- Born: February 20, 1955 (age 70) Rome, Lazio, Italy
- Occupation: Actress

= Marina Giordana =

Italian actress

Marina Giordana (born February 20, 1955) is an Italian actress.

== Biography ==
Giordana was born in Rome, the daughter of actors Marina Berti and Claudio Gora, and the sister of actors Andrea and Carlo Giordana.

She began her acting career with a role in the Italian comedy Che notte quella notte! (1976) and the little-known film Quella strana voglia d'amare (1977). Her best-known film is the crime thriller La belva col mitra from 1977, starring Helmut Berger and Marisa Mell.

However, Giordana soon abandoned her film career and instead went on to act in numerous fotoromanzi (magazine photo novels illustrated with photographs instead of drawings) for publishing house Lancio. Giordana worked at Lancio from late 1976 to early 1981 appearing in more than 90 fotoromanzi.

After her time at Lancio, Giordana has continued her acting career with theatrical work that includes Shakespeare plays such as Love's Labour's Lost and The Taming of the Shrew, and Under Milk Wood by Dylan Thomas.

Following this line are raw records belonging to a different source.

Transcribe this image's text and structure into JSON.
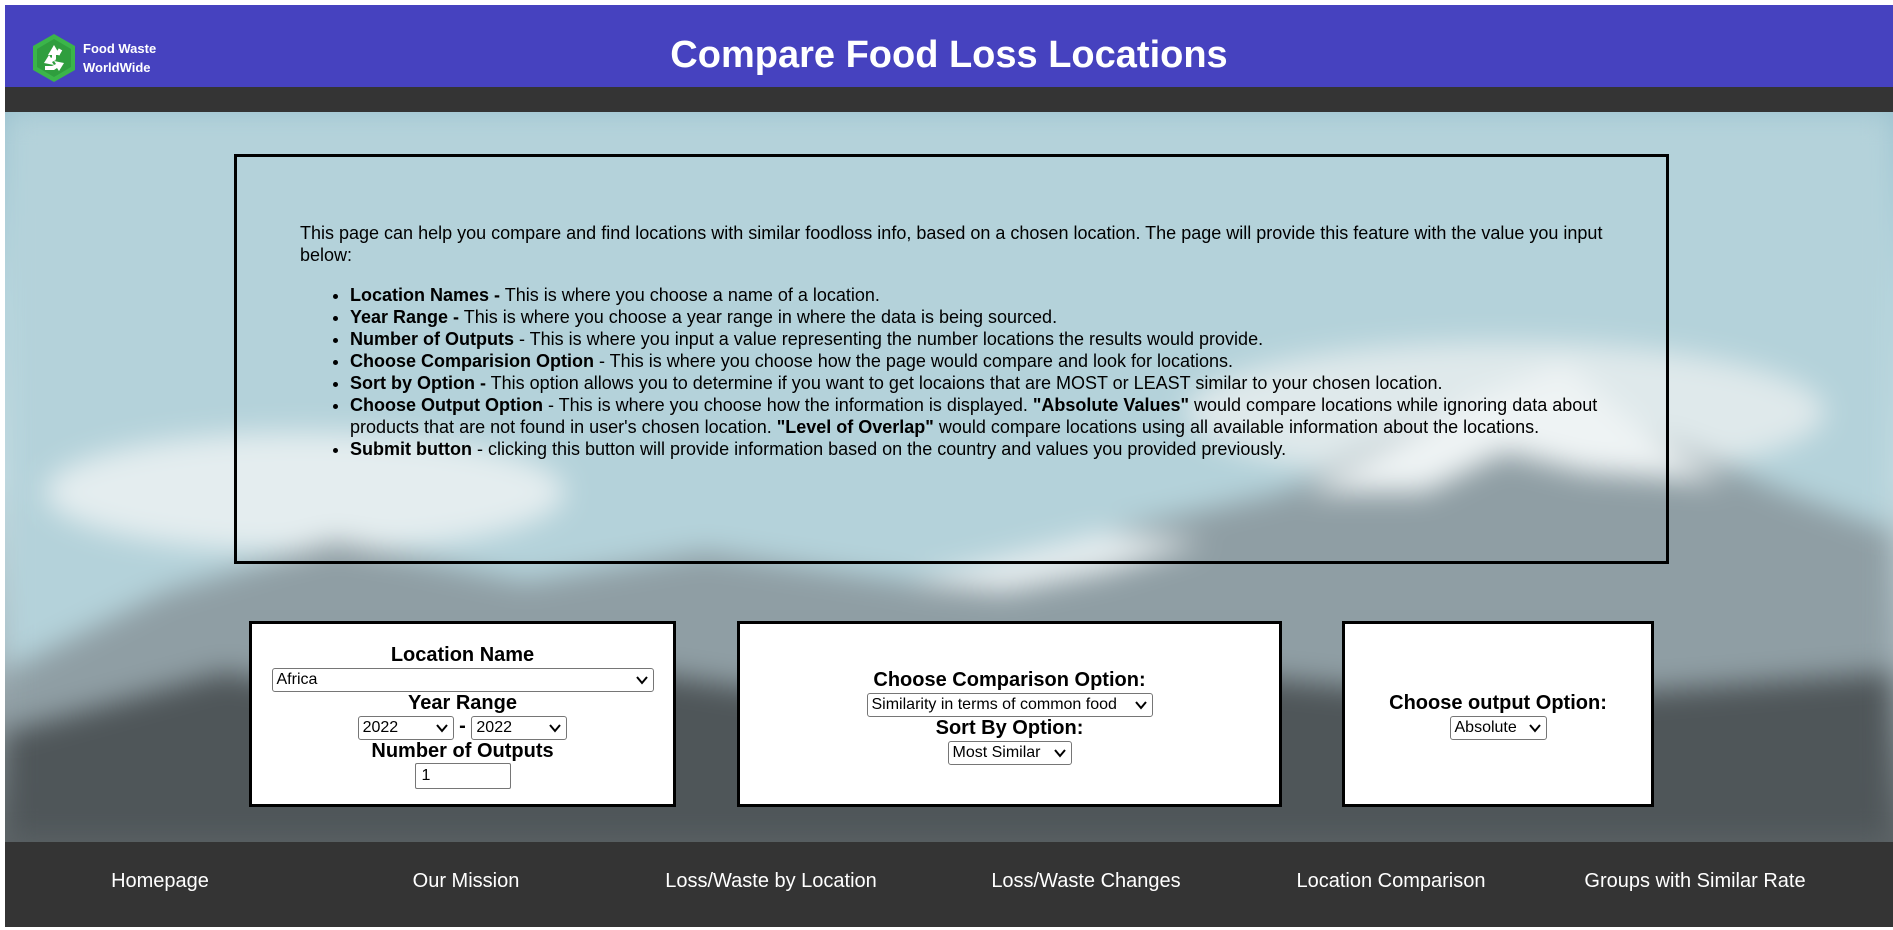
{
  "header": {
    "logo_line1": "Food Waste",
    "logo_line2": "WorldWide",
    "title": "Compare Food Loss Locations"
  },
  "colors": {
    "header_bg": "#4642bf",
    "dark_bar": "#343434",
    "logo_green": "#3bb54a"
  },
  "info": {
    "intro": "This page can help you compare and find locations with similar foodloss info, based on a chosen location. The page will provide this feature with the value you input below:",
    "items": [
      {
        "term": "Location Names -",
        "desc": " This is where you choose a name of a location."
      },
      {
        "term": "Year Range -",
        "desc": " This is where you choose a year range in where the data is being sourced."
      },
      {
        "term": "Number of Outputs",
        "desc": " - This is where you input a value representing the number locations the results would provide."
      },
      {
        "term": "Choose Comparision Option",
        "desc": " - This is where you choose how the page would compare and look for locations."
      },
      {
        "term": "Sort by Option -",
        "desc": " This option allows you to determine if you want to get locaions that are MOST or LEAST similar to your chosen location."
      },
      {
        "term": "Choose Output Option",
        "desc": " - This is where you choose how the information is displayed. ",
        "term2": "\"Absolute Values\"",
        "desc2": " would compare locations while ignoring data about products that are not found in user's chosen location. ",
        "term3": "\"Level of Overlap\"",
        "desc3": " would compare locations using all available information about the locations."
      },
      {
        "term": "Submit button",
        "desc": " - clicking this button will provide information based on the country and values you provided previously."
      }
    ]
  },
  "form": {
    "location_label": "Location Name",
    "location_value": "Africa",
    "year_label": "Year Range",
    "year_start": "2022",
    "year_sep": "-",
    "year_end": "2022",
    "outputs_label": "Number of Outputs",
    "outputs_value": "1",
    "comparison_label": "Choose Comparison Option:",
    "comparison_value": "Similarity in terms of common food",
    "sort_label": "Sort By Option:",
    "sort_value": "Most Similar",
    "output_label": "Choose output Option:",
    "output_value": "Absolute"
  },
  "footer": {
    "links": [
      "Homepage",
      "Our Mission",
      "Loss/Waste by Location",
      "Loss/Waste Changes",
      "Location Comparison",
      "Groups with Similar Rate"
    ]
  }
}
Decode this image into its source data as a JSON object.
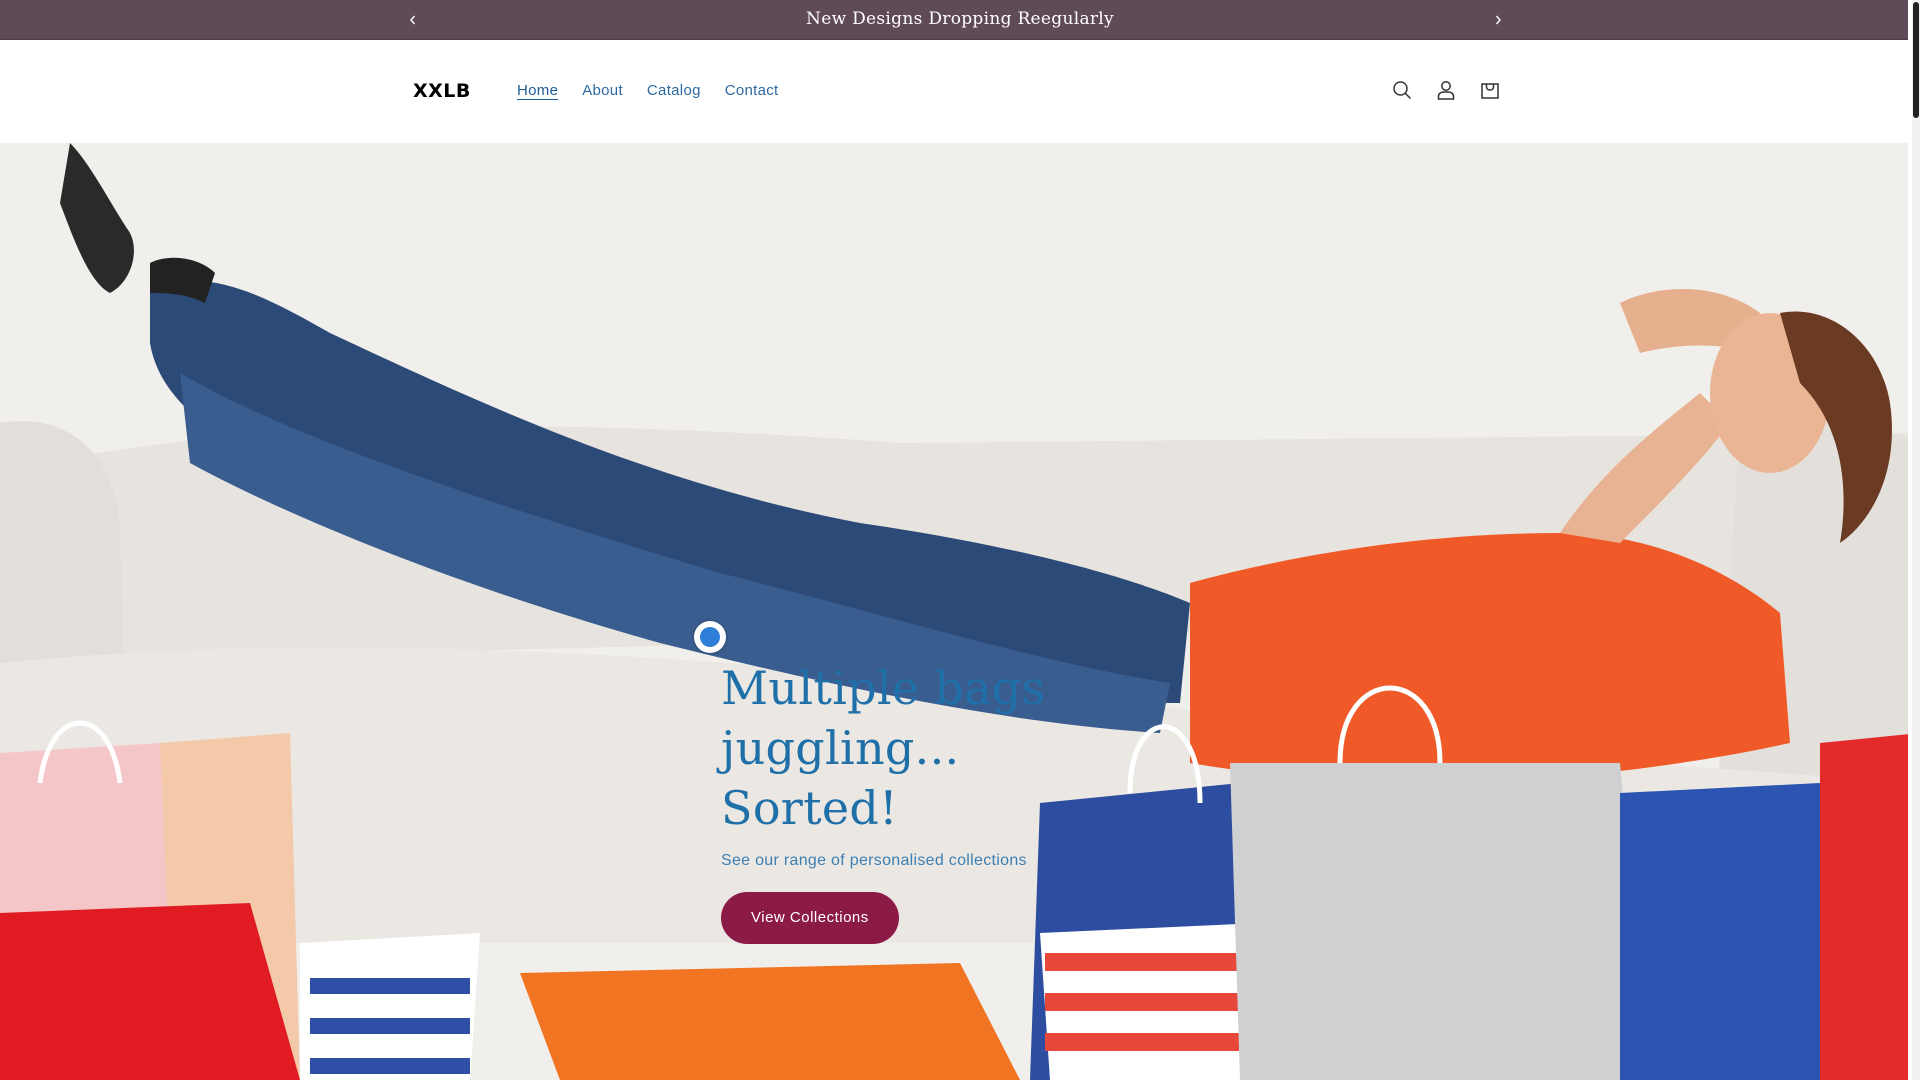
{
  "announcement": {
    "message": "New Designs Dropping Reegularly",
    "prev_icon": "chevron-left-icon",
    "next_icon": "chevron-right-icon"
  },
  "header": {
    "logo": "XXLB",
    "nav": [
      {
        "label": "Home",
        "active": true
      },
      {
        "label": "About",
        "active": false
      },
      {
        "label": "Catalog",
        "active": false
      },
      {
        "label": "Contact",
        "active": false
      }
    ],
    "icons": [
      "search-icon",
      "account-icon",
      "cart-icon"
    ]
  },
  "hero": {
    "title_line1": "Multiple bags",
    "title_line2": "juggling... Sorted!",
    "subtitle": "See our range of personalised collections",
    "button_label": "View Collections"
  },
  "colors": {
    "announcement_bg": "#5f4b57",
    "accent_button": "#8c1a46",
    "heading": "#1f6fa8",
    "nav_link": "#2d6aa0"
  }
}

Recent film roles include the award-winning drama Concorrenza sleale (2001), directed by renowned filmmaker Ettore Scola, and the comedy Se fossi in te (2001).

Giordana appeared in some TV movies in the 1980s and participated in TV series such as L'ispettore Giusti (1999) directed by Sergio Martino, and Giornalisti (2000). Giordana is played the regular role of Artemisia Scalzi during the first two seasons (2003–2004) of the TV series Elisa di Rivombrosa.